中田が夢中で食べていたのは、「群馬製粉」の米粉の麺、その名も「J麺」だ。
食べ終わると「これでニョッキを作ってみたらどう?」「粒みたいに小さくして、スープに入れてもおいしそう」と次々にアイデアを披露する。J麺は、中田のアイデア心を大いにくすぐってしまったらしい。
この日伺った群馬製粉株式会社は、昭和22年の設立以来、最中粉やもち米といった米粉を作ってきた製粉メーカー。米粉はもともと和菓子に多く用いられてきだが、近年の食生活の変化とともに、需要は減少するばかりだったという。
一味も二味も可能性を持つ米粉製品!
そんななか、3代目社長の山口慶一さんがまだ社員だったころ、危惧を覚えた先々代のおじいさんから「現代の日本人の食生活にあった米粉製品を開発できないか」というお達しが下った。
そこで慶一さんは、有名パティスリー「モンサンクレール」のパティシエ・辻口博啓さんとともに、洋菓子にも使える米粉の開発に取り組み、そしてできあがったのが「リ・ファリーヌ」という米粉である。
粒子の細さは小麦粉の2倍。パンでもケーキでも、そのまま小麦粉に置き換えて使えるという画期的な粉で、製菓業界に革命を起こした。
その後も米粉の研究を重ね、次にできあがったのが冒頭でも紹介したJ麺である。手打ちのパスタをさらにもちっとさせた感じの麺は、群馬県内はもちろん全国でも評判で、取り扱いのある飲食店、スーパー、百貨店も増加中だ。じわじわと食卓に浸透しつつある。

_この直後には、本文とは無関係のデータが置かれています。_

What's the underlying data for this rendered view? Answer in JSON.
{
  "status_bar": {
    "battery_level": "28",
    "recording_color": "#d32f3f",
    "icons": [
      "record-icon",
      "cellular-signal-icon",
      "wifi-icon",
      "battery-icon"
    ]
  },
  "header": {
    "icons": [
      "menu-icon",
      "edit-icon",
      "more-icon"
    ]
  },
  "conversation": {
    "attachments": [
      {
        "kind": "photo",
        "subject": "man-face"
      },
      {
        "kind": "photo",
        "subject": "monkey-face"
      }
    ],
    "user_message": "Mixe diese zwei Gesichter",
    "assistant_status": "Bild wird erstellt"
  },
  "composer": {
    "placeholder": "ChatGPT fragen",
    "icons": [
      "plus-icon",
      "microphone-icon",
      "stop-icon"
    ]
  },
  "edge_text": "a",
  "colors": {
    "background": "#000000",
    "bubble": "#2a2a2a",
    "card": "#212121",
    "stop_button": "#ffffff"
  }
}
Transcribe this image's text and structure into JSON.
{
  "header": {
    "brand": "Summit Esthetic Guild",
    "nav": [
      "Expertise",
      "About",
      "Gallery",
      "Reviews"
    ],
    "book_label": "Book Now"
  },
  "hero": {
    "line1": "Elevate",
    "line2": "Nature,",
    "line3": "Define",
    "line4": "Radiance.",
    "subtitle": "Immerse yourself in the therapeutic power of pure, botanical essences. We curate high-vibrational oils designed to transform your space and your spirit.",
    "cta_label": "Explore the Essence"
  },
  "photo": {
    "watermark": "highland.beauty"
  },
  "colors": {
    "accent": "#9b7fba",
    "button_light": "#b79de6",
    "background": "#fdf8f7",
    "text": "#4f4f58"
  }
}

J麺はうどんやラーメン、パスタ代わりにそのまま使ってもいいし、ココナッツミルクなどと組み合わせればデザートにもなる。食べ方はお好み次第。中田のアイデア心がくすぐられるのも納得、の幅広いアレンジが可能なのだ。
お米の国日本が作る、お米の麺。
これまで食べたことのない食感にやみつきになること間違いなしだ。